O'Brien plays Bob McVey, who owns large amounts of the 'painted desert'; he and his trusty aides 'Placer Bill' Jones (Fields) and Steve (Whitley) discover some miners that are effectively squatters on his land. However, when Bob finds that a young girl, Miss Carol Banning (Day), and her father are the culprits, he lets it slide, especially since he knows that a crooked financier in town named Fawcett (Fred Kohler) is probably behind it. Back in town, Fawcett is in the process of swindling Carol's father Charles (Lloyd Ingraham) out of his mine for $500. He'd initially loaned Banning enough money to get started, but then refused to lend him anymore - a scheme he uses often to seize land. When Bob comes to town, to help Carol, he strikes a deal to buy Banning's mineral rights for $2,000 provided Fawcett agrees never to do it again on his property. What Fawcett doesn't realize until after he signs the papers is that the assayer has calculated the tungsten content in the former Banning mine to be nearly 75%, the richest he'd ever seen.

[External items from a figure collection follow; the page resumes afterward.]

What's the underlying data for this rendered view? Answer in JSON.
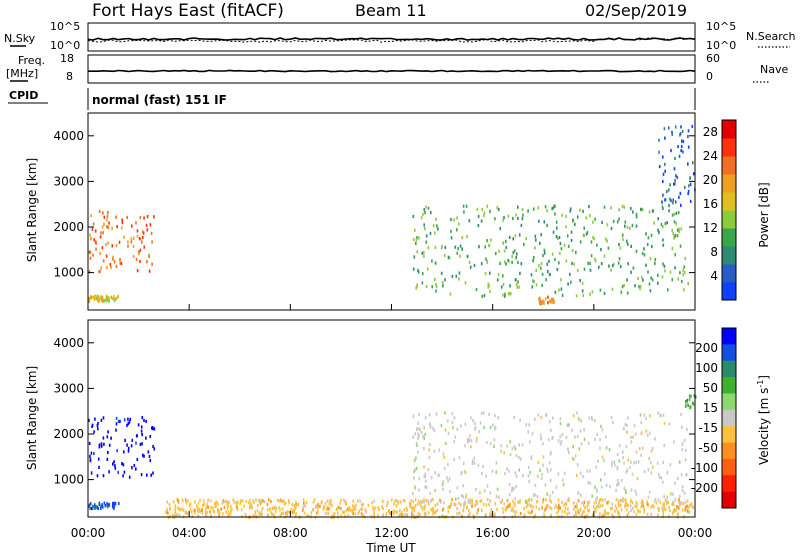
{
  "header": {
    "radar": "Fort Hays East (fitACF)",
    "beam": "Beam 11",
    "date": "02/Sep/2019"
  },
  "top_panels": {
    "nsky_label": "N.Sky",
    "nsky_axis": [
      "10^5",
      "10^0"
    ],
    "nsearch_label": "N.Search",
    "nsearch_axis": [
      "10^5",
      "10^0"
    ],
    "freq_label_1": "Freq.",
    "freq_label_2": "[MHz]",
    "freq_axis": [
      "18",
      "8"
    ],
    "nave_label": "Nave",
    "nave_axis": [
      "60",
      "0"
    ],
    "cpid_label": "CPID",
    "cpid_text": "normal (fast) 151 IF"
  },
  "colors": {
    "power_scale": [
      "#1040ff",
      "#2a5cc8",
      "#2e8a72",
      "#3aa64a",
      "#8ccc3a",
      "#e0c020",
      "#f0a020",
      "#f07020",
      "#ff3010",
      "#e00000"
    ],
    "velocity_scale": [
      "#0000ff",
      "#1450e0",
      "#2a8a6a",
      "#40b030",
      "#8cd870",
      "#c8c8c8",
      "#ffc040",
      "#ff9020",
      "#ff6010",
      "#ff2000",
      "#e00000"
    ]
  },
  "chart_data": [
    {
      "type": "heatmap",
      "name": "power",
      "xlabel": "",
      "ylabel": "Slant Range [km]",
      "xlim": [
        "00:00",
        "24:00"
      ],
      "ylim": [
        180,
        4500
      ],
      "yticks": [
        1000,
        2000,
        3000,
        4000
      ],
      "colorbar_label": "Power [dB]",
      "colorbar_range": [
        0,
        30
      ],
      "colorbar_ticks": [
        4,
        8,
        12,
        16,
        20,
        24,
        28
      ],
      "regions": [
        {
          "t0": 0.0,
          "t1": 2.6,
          "r0": 1050,
          "r1": 2400,
          "level": "high"
        },
        {
          "t0": 0.0,
          "t1": 1.2,
          "r0": 400,
          "r1": 520,
          "level": "medium"
        },
        {
          "t0": 12.8,
          "t1": 23.7,
          "r0": 500,
          "r1": 2500,
          "level": "low-medium"
        },
        {
          "t0": 17.8,
          "t1": 18.4,
          "r0": 350,
          "r1": 500,
          "level": "high"
        },
        {
          "t0": 22.5,
          "t1": 24.0,
          "r0": 2500,
          "r1": 4300,
          "level": "low"
        }
      ]
    },
    {
      "type": "heatmap",
      "name": "velocity",
      "xlabel": "Time UT",
      "ylabel": "Slant Range [km]",
      "xlim": [
        "00:00",
        "24:00"
      ],
      "xticks": [
        "00:00",
        "04:00",
        "08:00",
        "12:00",
        "16:00",
        "20:00",
        "00:00"
      ],
      "ylim": [
        180,
        4500
      ],
      "yticks": [
        1000,
        2000,
        3000,
        4000
      ],
      "colorbar_label": "Velocity [m s-1]",
      "colorbar_ticks": [
        "200",
        "100",
        "50",
        "15",
        "-15",
        "-50",
        "-100",
        "-200"
      ],
      "regions": [
        {
          "t0": 0.0,
          "t1": 2.6,
          "r0": 1050,
          "r1": 2400,
          "velocity": 200
        },
        {
          "t0": 0.0,
          "t1": 1.2,
          "r0": 400,
          "r1": 520,
          "velocity": 100
        },
        {
          "t0": 3.0,
          "t1": 24.0,
          "r0": 200,
          "r1": 600,
          "velocity": -40
        },
        {
          "t0": 12.8,
          "t1": 23.7,
          "r0": 500,
          "r1": 2500,
          "velocity": 0
        },
        {
          "t0": 23.6,
          "t1": 24.0,
          "r0": 2600,
          "r1": 2900,
          "velocity": 50
        }
      ]
    }
  ]
}
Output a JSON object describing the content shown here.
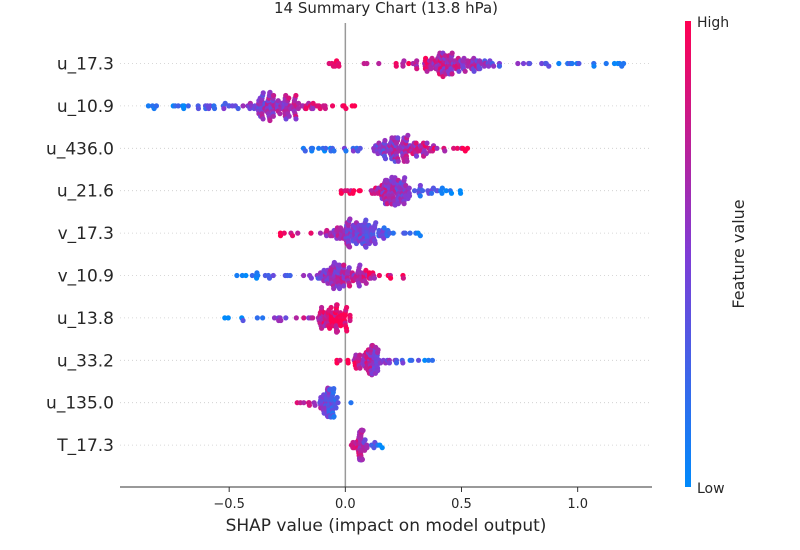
{
  "chart_data": {
    "type": "scatter",
    "title": "14 Summary Chart (13.8 hPa)",
    "xlabel": "SHAP value (impact on model output)",
    "xlim": [
      -0.97,
      1.32
    ],
    "xticks": [
      -0.5,
      0.0,
      0.5,
      1.0
    ],
    "xtick_labels": [
      "−0.5",
      "0.0",
      "0.5",
      "1.0"
    ],
    "features": [
      "u_17.3",
      "u_10.9",
      "u_436.0",
      "u_21.6",
      "v_17.3",
      "v_10.9",
      "u_13.8",
      "u_33.2",
      "u_135.0",
      "T_17.3"
    ],
    "colorbar": {
      "label": "Feature value",
      "high_label": "High",
      "low_label": "Low",
      "low_color": "#008afb",
      "mid_color": "#7f3cd6",
      "high_color": "#ff0052"
    },
    "series": [
      {
        "feature": "u_17.3",
        "clusters": [
          {
            "min": -0.08,
            "max": -0.02,
            "center": -0.05,
            "spread": 0.1,
            "count": 8,
            "low_tail": true
          },
          {
            "min": 0.08,
            "max": 1.2,
            "center": 0.45,
            "spread": 0.95,
            "count": 150,
            "order": "hl"
          }
        ]
      },
      {
        "feature": "u_10.9",
        "clusters": [
          {
            "min": -0.87,
            "max": 0.07,
            "center": -0.3,
            "spread": 0.85,
            "count": 150,
            "order": "lh"
          }
        ]
      },
      {
        "feature": "u_436.0",
        "clusters": [
          {
            "min": -0.2,
            "max": 0.53,
            "center": 0.24,
            "spread": 0.9,
            "count": 140,
            "order": "lh"
          }
        ]
      },
      {
        "feature": "u_21.6",
        "clusters": [
          {
            "min": -0.02,
            "max": 0.5,
            "center": 0.2,
            "spread": 0.9,
            "count": 130,
            "order": "hl"
          }
        ]
      },
      {
        "feature": "v_17.3",
        "clusters": [
          {
            "min": -0.32,
            "max": 0.39,
            "center": 0.05,
            "spread": 0.8,
            "count": 140,
            "order": "hl"
          }
        ]
      },
      {
        "feature": "v_10.9",
        "clusters": [
          {
            "min": -0.47,
            "max": 0.25,
            "center": 0.0,
            "spread": 0.85,
            "count": 130,
            "order": "lh"
          }
        ]
      },
      {
        "feature": "u_13.8",
        "clusters": [
          {
            "min": -0.54,
            "max": 0.02,
            "center": -0.05,
            "spread": 0.8,
            "count": 90,
            "order": "lh"
          }
        ]
      },
      {
        "feature": "u_33.2",
        "clusters": [
          {
            "min": -0.04,
            "max": 0.39,
            "center": 0.1,
            "spread": 0.9,
            "count": 90,
            "order": "hl"
          }
        ]
      },
      {
        "feature": "u_135.0",
        "clusters": [
          {
            "min": -0.22,
            "max": 0.03,
            "center": -0.07,
            "spread": 0.8,
            "count": 70,
            "order": "hl"
          }
        ]
      },
      {
        "feature": "T_17.3",
        "clusters": [
          {
            "min": 0.02,
            "max": 0.16,
            "center": 0.06,
            "spread": 0.7,
            "count": 55,
            "order": "hl"
          }
        ]
      }
    ]
  }
}
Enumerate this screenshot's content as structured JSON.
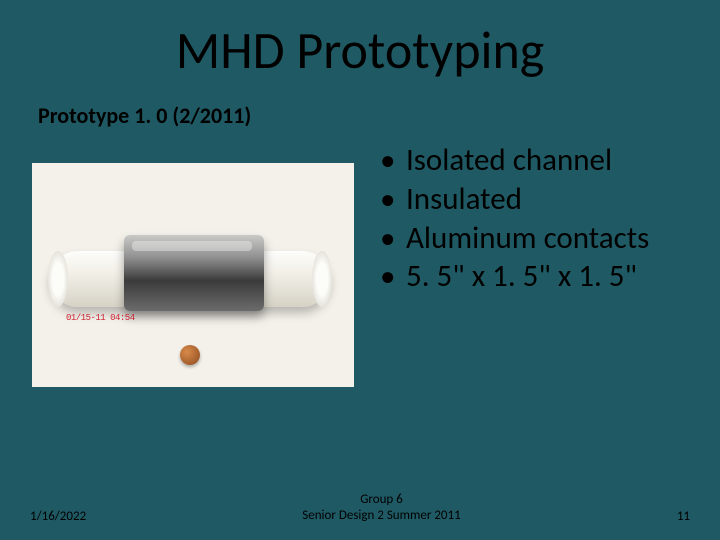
{
  "title": "MHD Prototyping",
  "subtitle": "Prototype 1. 0 (2/2011)",
  "bullets": [
    "Isolated channel",
    "Insulated",
    "Aluminum contacts",
    "5. 5\" x 1. 5\" x 1. 5\""
  ],
  "image": {
    "background_color": "#f4f1ea",
    "label_text": "01/15-11  04:54"
  },
  "footer": {
    "date": "1/16/2022",
    "center_line1": "Group 6",
    "center_line2": "Senior Design 2 Summer 2011",
    "page_number": "11"
  },
  "slide_background": "#1f5a64"
}
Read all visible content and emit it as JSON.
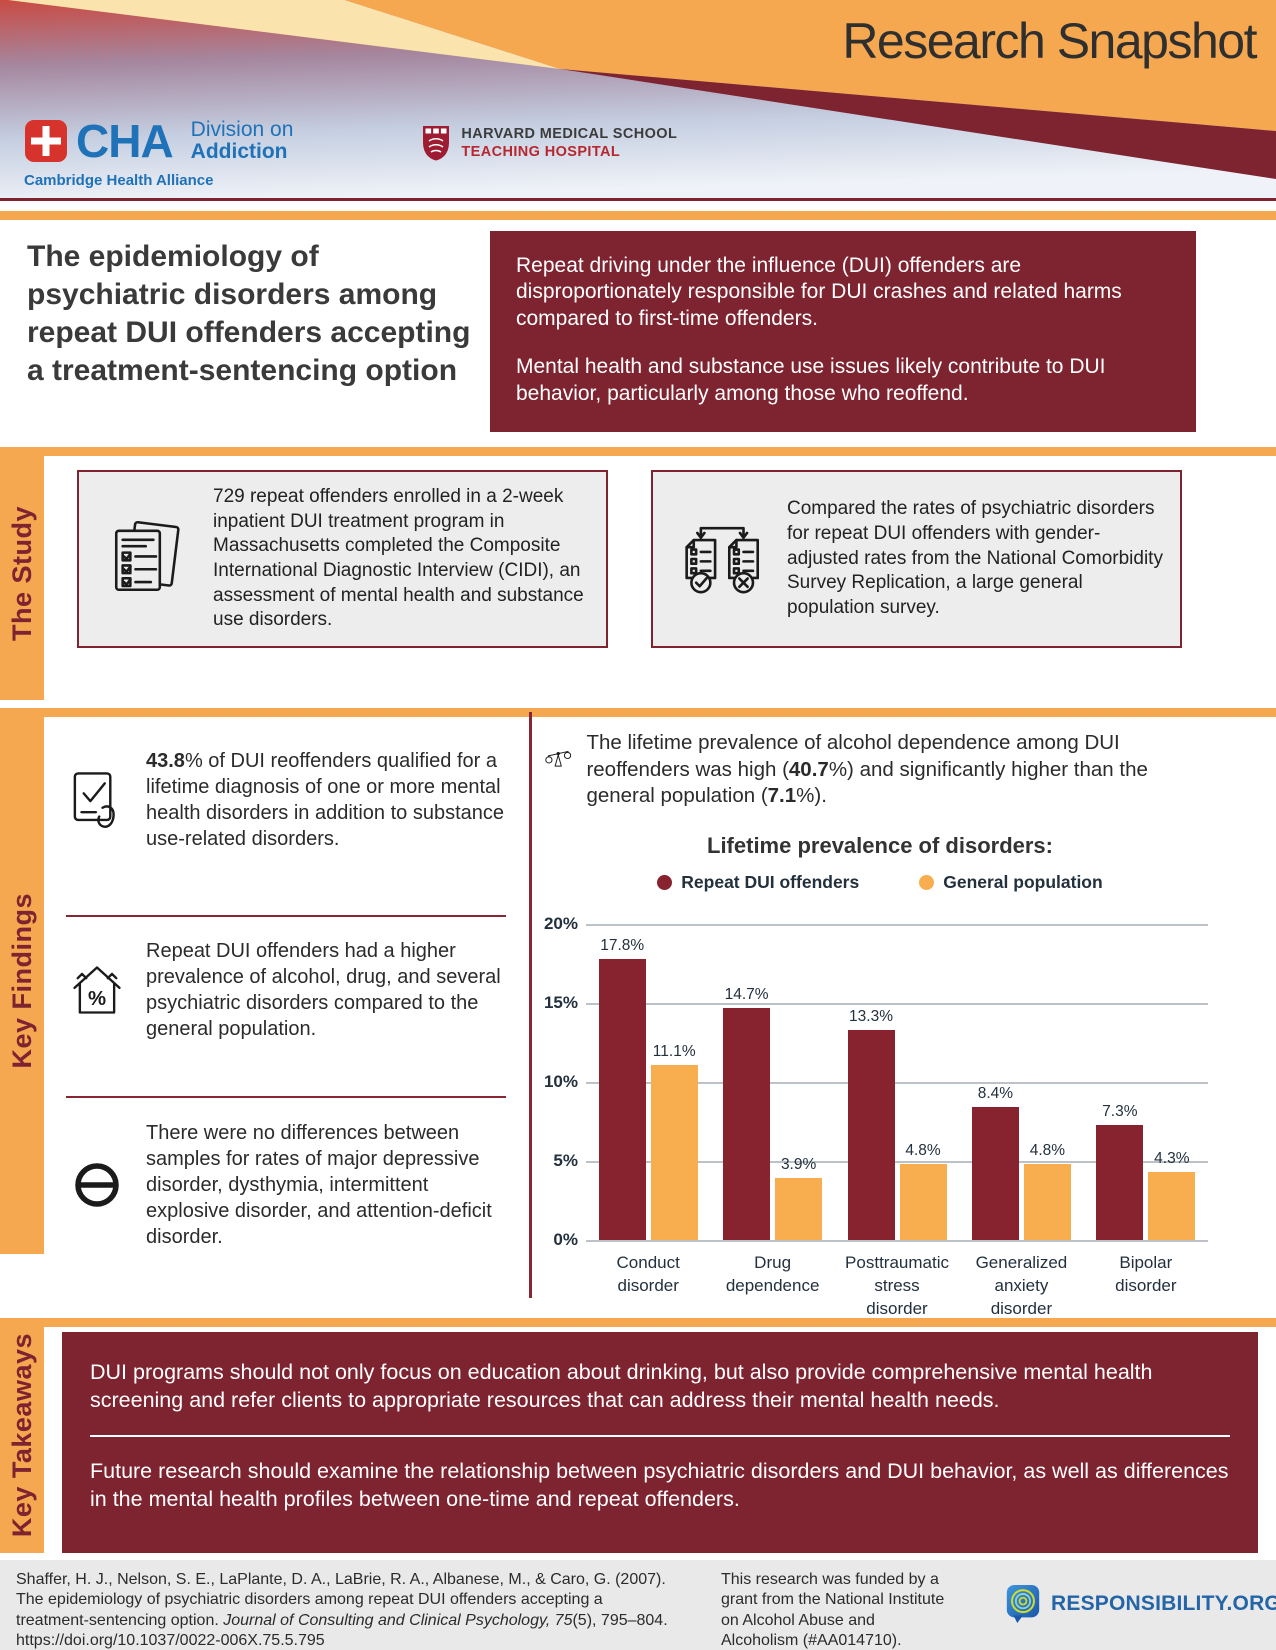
{
  "header": {
    "title": "Research Snapshot",
    "colors": {
      "orange": "#F5A84F",
      "cream": "#FBE3AD",
      "maroon": "#7E2330"
    }
  },
  "logos": {
    "cha": {
      "abbr": "CHA",
      "division_line1": "Division on",
      "division_line2": "Addiction",
      "org_name": "Cambridge Health Alliance"
    },
    "harvard": {
      "line1": "HARVARD MEDICAL SCHOOL",
      "line2": "TEACHING HOSPITAL"
    },
    "responsibility": {
      "brand": "RESPONSIBILITY.ORG"
    }
  },
  "icons": {
    "study_box1": "checklist-pages-icon",
    "study_box2": "compare-documents-icon",
    "finding1": "check-card-icon",
    "finding2": "house-percent-icon",
    "finding3": "no-difference-icon",
    "chart_lead": "balance-scale-icon"
  },
  "intro": {
    "title": "The epidemiology of psychiatric disorders among repeat DUI offenders accepting a treatment-sentencing option",
    "p1": "Repeat driving under the influence (DUI) offenders are disproportionately responsible for DUI crashes and related harms compared to first-time offenders.",
    "p2": "Mental health and substance use issues likely contribute to DUI behavior, particularly among those who reoffend."
  },
  "study": {
    "label": "The Study",
    "box1_text": "729 repeat offenders enrolled in a 2-week inpatient DUI treatment program in Massachusetts completed the Composite International Diagnostic Interview (CIDI), an assessment of mental health and substance use disorders.",
    "box2_text": "Compared the rates of psychiatric disorders for repeat DUI offenders with gender-adjusted rates from the National Comorbidity Survey Replication, a large general population survey."
  },
  "findings": {
    "label": "Key Findings",
    "f1_bold": "43.8",
    "f1_rest": "% of DUI reoffenders qualified for a lifetime diagnosis of one or more mental health disorders in addition to substance use-related disorders.",
    "f2": "Repeat DUI offenders had a higher prevalence of alcohol, drug, and several psychiatric disorders compared to the general population.",
    "f3": "There were no differences between samples for rates of major depressive disorder, dysthymia, intermittent explosive disorder, and attention-deficit disorder.",
    "lead_pre": "The lifetime prevalence of alcohol dependence among DUI reoffenders was high (",
    "lead_bold1": "40.7",
    "lead_mid": "%) and significantly higher than the general population (",
    "lead_bold2": "7.1",
    "lead_post": "%)."
  },
  "chart_data": {
    "type": "bar",
    "title": "Lifetime prevalence of disorders:",
    "categories": [
      "Conduct disorder",
      "Drug dependence",
      "Posttraumatic stress disorder",
      "Generalized anxiety disorder",
      "Bipolar disorder"
    ],
    "series": [
      {
        "name": "Repeat DUI offenders",
        "color": "#87222F",
        "values": [
          17.8,
          14.7,
          13.3,
          8.4,
          7.3
        ]
      },
      {
        "name": "General population",
        "color": "#F8AE4E",
        "values": [
          11.1,
          3.9,
          4.8,
          4.8,
          4.3
        ]
      }
    ],
    "value_suffix": "%",
    "ylim": [
      0,
      20
    ],
    "yticks": [
      "20%",
      "15%",
      "10%",
      "5%",
      "0%"
    ],
    "grid": true,
    "legend_position": "top"
  },
  "takeaways": {
    "label": "Key Takeaways",
    "p1": "DUI programs should not only focus on education about drinking, but also provide comprehensive mental health screening and refer clients to appropriate resources that can address their mental health needs.",
    "p2": "Future research should examine the relationship between psychiatric disorders and DUI behavior, as well as differences in the mental health profiles between one-time and repeat offenders."
  },
  "footer": {
    "citation_pre": "Shaffer, H. J., Nelson, S. E., LaPlante, D. A., LaBrie, R. A., Albanese, M., & Caro, G. (2007). The epidemiology of psychiatric disorders among repeat DUI offenders accepting a treatment-sentencing option. ",
    "citation_italic": "Journal of Consulting and Clinical Psychology, 75",
    "citation_post": "(5), 795–804. https://doi.org/10.1037/0022-006X.75.5.795",
    "funding": "This research was funded by a grant from the National Institute on Alcohol Abuse and Alcoholism (#AA014710)."
  }
}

Meanwhile, Fawcett had sent one of his henchmen (Lee Shumway) into Yukon Kate's (Maude Allen) saloon to try to win back his $500 from Banning through cheating him at poker. Right after doing so, Banning protests and is shot and killed in the ensuing bar fight-scuffle. Because Bob correctly assumes that cute Carol would pack up and leave town if she knew that he really owned the mine (and was being charitable), he keeps it a secret. Kate, who has a longtime (mostly) love -(some)-'hate' relationship with Bill, helps Carol negotiate a deal with Bob to partner in the mining venture. But Fawcett feels cheated out of the deal, so he sends two of his henchman, Burke (Harry Cording) and Kincaid (Max Wagner), to work the mine for Bob. Their job is to try to keep the ore from reaching the train depot at the time Bob's $50,000 debt comes due at the bank; Bob doesn't realize that (the aptly named) banker Mr. Heist (William Mong) has sold his note to Fawcett! So Bob is forced to bring his cattle (collateral) to market to meet the payroll, and then outmaneuver Fawcett and his men when they try to run his ore wagons off a cliff and blow up the mine in desperation! Never fear though, all ends well, or at least hopefully.